I don't think that necessarily the policy thinking has caught up with the demographic reality, as you pointed out, both in a funding sense and actually in terms of focusing the policy agenda on where the issues are. I've met with some of my colleagues at the Assembly of First Nations and talked with some of my colleagues at the Métis National Council, and we agree that the urban policy issue is a key one and we are going to try to work together on that more and more. We have a very good working relationship with them. We are a service provider, as friendship centres, and we'd like to see whatever government of the day pay more attention to that. There's a lot of good work that can be done.

We have to remember that friendship centres are run by volunteer boards, by people putting in their own time. I sat on the board of the local Odawa Friendship Centre for two years as treasurer before I took this post. It was like a second full-time job. Many volunteers are working in these friendship centres.

So yes, I agree, we do need to shift our policy focus, or at least get more creative about our policy focus and how we're going to do that.

10:05 a.m.

Liberal

Larry Bagnell Liberal Yukon, YT

I have to admit that I don't have experience in centres across the country, but from what I've seen, and as you've said, you're a service provider and in fact a very cost-effective and efficient service provider. I would suggest that you provide services to some extent on the mandates of municipal, federal, provincial, and territorial governments much more efficiently than other alternatives those governments might have. In the long run, in the prevention of down-the-stream social problems, you actually save those governments money, considering the tiny amount of money that you actually get. Would you agree with that?

10:05 a.m.

Executive Director, National Association of Friendship Centres

Jeffrey Cyr

Absolutely. If I return to the long-term funding of the AFCP, it hasn't received any funding increase since 1996, and even the issue around 1996 was that it was cut back dramatically at that point. Essentially, it's received an ongoing deficit of the cost of living per year: 1.4%, 2.2%...it depends on which year it is. So what's happened at the friendship centre level is they've cut back resources continually. They've taken it out of salaries of our people working there and they've put it into the programs and services.
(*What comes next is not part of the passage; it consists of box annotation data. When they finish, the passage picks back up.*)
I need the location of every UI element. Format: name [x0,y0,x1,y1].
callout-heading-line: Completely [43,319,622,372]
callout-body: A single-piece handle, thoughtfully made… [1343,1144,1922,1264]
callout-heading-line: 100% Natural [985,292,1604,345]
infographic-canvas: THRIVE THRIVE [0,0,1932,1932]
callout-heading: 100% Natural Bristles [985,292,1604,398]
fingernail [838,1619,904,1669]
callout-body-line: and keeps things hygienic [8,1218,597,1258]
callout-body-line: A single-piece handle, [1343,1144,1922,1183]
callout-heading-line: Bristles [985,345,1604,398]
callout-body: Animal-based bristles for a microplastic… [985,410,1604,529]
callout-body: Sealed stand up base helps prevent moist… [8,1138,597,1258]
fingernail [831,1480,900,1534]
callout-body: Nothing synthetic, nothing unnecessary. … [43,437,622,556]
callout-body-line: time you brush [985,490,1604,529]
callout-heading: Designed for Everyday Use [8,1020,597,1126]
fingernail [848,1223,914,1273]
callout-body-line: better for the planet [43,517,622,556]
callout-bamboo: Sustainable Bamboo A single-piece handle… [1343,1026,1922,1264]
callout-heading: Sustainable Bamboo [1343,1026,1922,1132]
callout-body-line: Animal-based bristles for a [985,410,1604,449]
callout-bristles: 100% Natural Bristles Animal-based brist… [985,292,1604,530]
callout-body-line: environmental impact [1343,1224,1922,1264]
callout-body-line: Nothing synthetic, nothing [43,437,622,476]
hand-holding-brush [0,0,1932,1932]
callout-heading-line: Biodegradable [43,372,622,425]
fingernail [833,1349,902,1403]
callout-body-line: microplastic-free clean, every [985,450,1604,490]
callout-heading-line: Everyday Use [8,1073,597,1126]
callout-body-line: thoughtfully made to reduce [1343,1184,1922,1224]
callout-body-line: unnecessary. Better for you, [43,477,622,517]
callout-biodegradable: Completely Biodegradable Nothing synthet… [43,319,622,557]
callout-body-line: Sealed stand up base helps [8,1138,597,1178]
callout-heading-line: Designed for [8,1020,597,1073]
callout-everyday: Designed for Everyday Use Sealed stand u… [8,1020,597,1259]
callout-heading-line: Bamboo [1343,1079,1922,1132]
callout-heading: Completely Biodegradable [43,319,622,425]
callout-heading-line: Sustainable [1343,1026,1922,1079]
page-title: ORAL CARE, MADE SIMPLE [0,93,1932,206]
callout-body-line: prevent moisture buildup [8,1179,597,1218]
They are very good at running these programs and services in a cost-effective manner--extremely good--and these programs are very successful by any measure.

My argument would be that it would be good business practice for government to work with friendship centres in the delivery of programs and services to reach urban aboriginal Canadians across the spectrum. I see friendship centres as a spectrum of services.

10:05 a.m.

Liberal

Larry Bagnell Liberal Yukon, YT

Is Canadian Heritage the best department for you to be in?

10:05 a.m.

Executive Director, National Association of Friendship Centres

Jeffrey Cyr

It's a tough question. The first part of my answer would be that the best department would be the one that's funding us properly. Let's put it like that. It doesn't matter where it's housed. If it was in the Department of Transport and funded properly, that would be different.

There are probably synergies with other departments that are better suited, whether that's in something like the Department of Indian Affairs or somewhere else. If there are other policy initiatives going on, then I think we're open. But the question for us is the funding of the core program itself. That's where I'd leave that response.

10:05 a.m.

Liberal

Larry Bagnell Liberal Yukon, YT

So my understanding is your number one priority is to catch up on the core funding. Are there other programs that you've successfully run that have subsequently been cut or not extended, or eliminated, or not given a cost of living improvement, that are major parts of your service delivery?